#110. Killing the GRE (Saturday, November 4th, 2017)

#110. Killing the GRE (Saturday, November 4th, 2017)

What was your best day…of performing well when the pressure was off?

As much as people don’t like to admit it, performance anxiety is most definitely a thing. I’ve definitely had this anxiety manifest itself at many points in my life, at times to highly regrettable outcomes. But this story is about a more cheerful case in point, a counterfactual; an instance where the absence of performance anxiety showed itself in the most pleasant of ways.

Context time. At the start of 2017, I had considered the idea of potentially going back to school to do a PhD. However, despite the support and guidance of my director and the researchers in my department (who I had a great relationship with, #115), I really didn’t have much of a clear direction on my own part. So all through the year, I kind of went along for the ride of explicitly preparing for PhD applications that fall – without ever being close to sure that’s what I wanted to do.1

Ten months later, it was October, and the deadlines were coming up in two months. And I was lagging quite a bit behind in the process – and honestly, just wasn’t ready. But I was still intent on applying since I knew I needed a change from my current role. I had signed up for the GREs (the required standardized tests)2 for the first Saturday in November, and was probably a week or so away from being forced to commit to some key application actions before it was too late: i.e. asking for that marginal third reference letter; plus actually finishing my Statement of Purpose (I was halfway through the first paragraph).

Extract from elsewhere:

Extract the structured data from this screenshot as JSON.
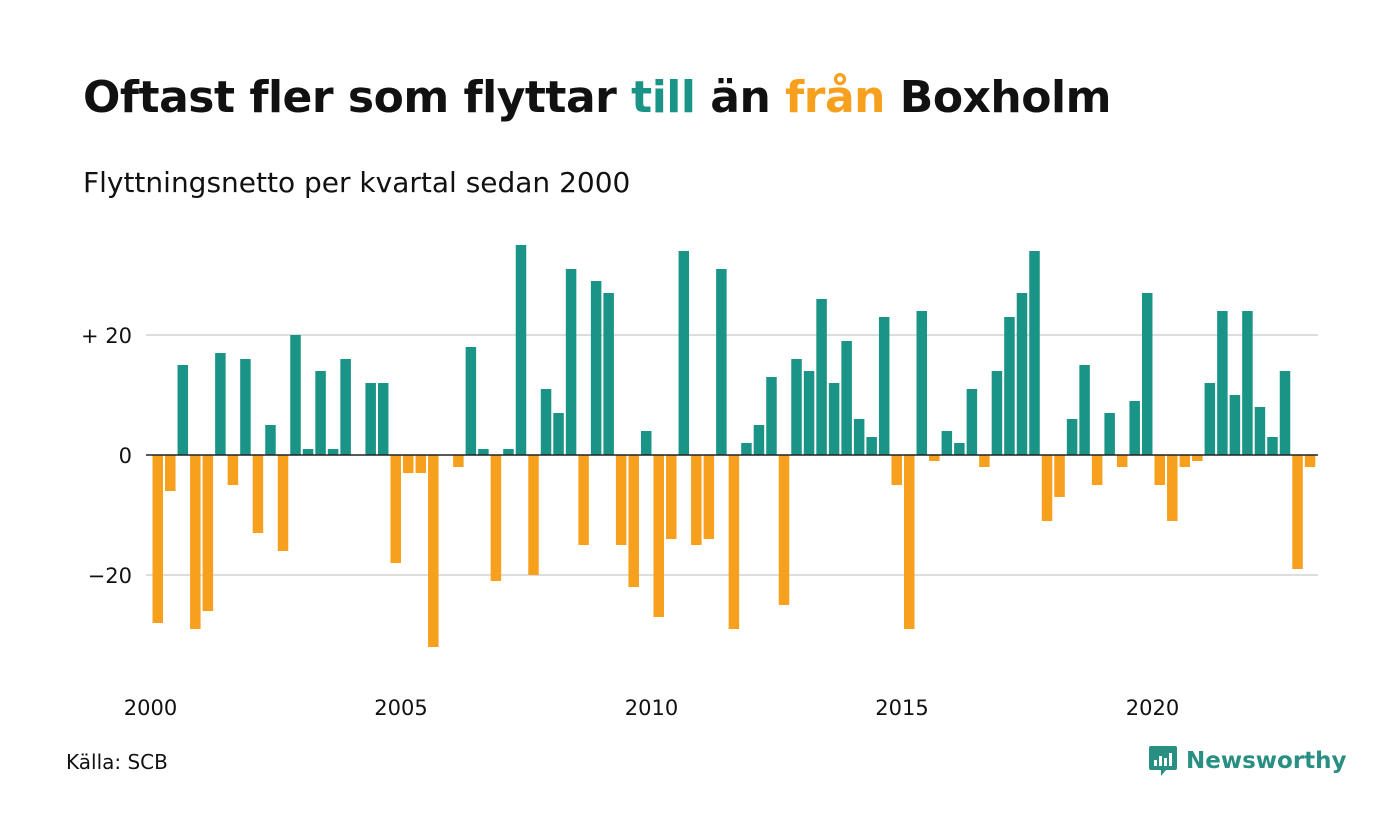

Then, in a roundabout way, I found out a position had opened up on the foreign reserves team.3 So I quickly arranged a talk with the director of that team, and within two weeks my move to foreign reserves was all finalized. And with that, I made the much easier decision to put the PhD applications on hold for at least a year.

So I came into testing day with a lot less pressure than I would have otherwise. Though I had been studying intently – mainly making sure I could recognize every single math trick in the book (could not afford one mistake there), and dividing the list of 200+ essay prompts into eight or nine broad “types” and developing a broad strategy for each type.

Test day did not get off to a good start, as I took the wrong direction on the highway (going east while the test center was in the west) and didn’t notice until ten minutes later4. But that would be the last thing I messed up that day. Final score:

  • Writing: 5.0 (89th percentile)
  • Verbal: 168 (99th percentile)
  • Quant: 170 (perfect)

(N.B. Those scores end up being completely useless, as I never get close to reconsidering a PhD in the five years after. But it’s about the principle, anyways…)

  1. Between this and #113, you can see another theme developing…
  2. I had actually done the GREs the first time in August 2011 for applying to Master’s programs. I got the all-important perfect 170 on Math, the strong but irrelevant 161 in Verbal, and the disappointingly mediocre 4.5 out of 6 on Writing. But after five years, those scores had expired and I had to retake.
  3. Jessica from the pension fund was leaving for another institution. And at her goodbye party, I found out from Mathieu Remillard in foreign reserves that she was initially supposed to be doing a switch with him; but now that she was leaving, he was still moving to pension (TBA later) and there would be an open position in foreign reserves.
  4. Luckily I’ve always built at least a 45-minute buffer for things like this.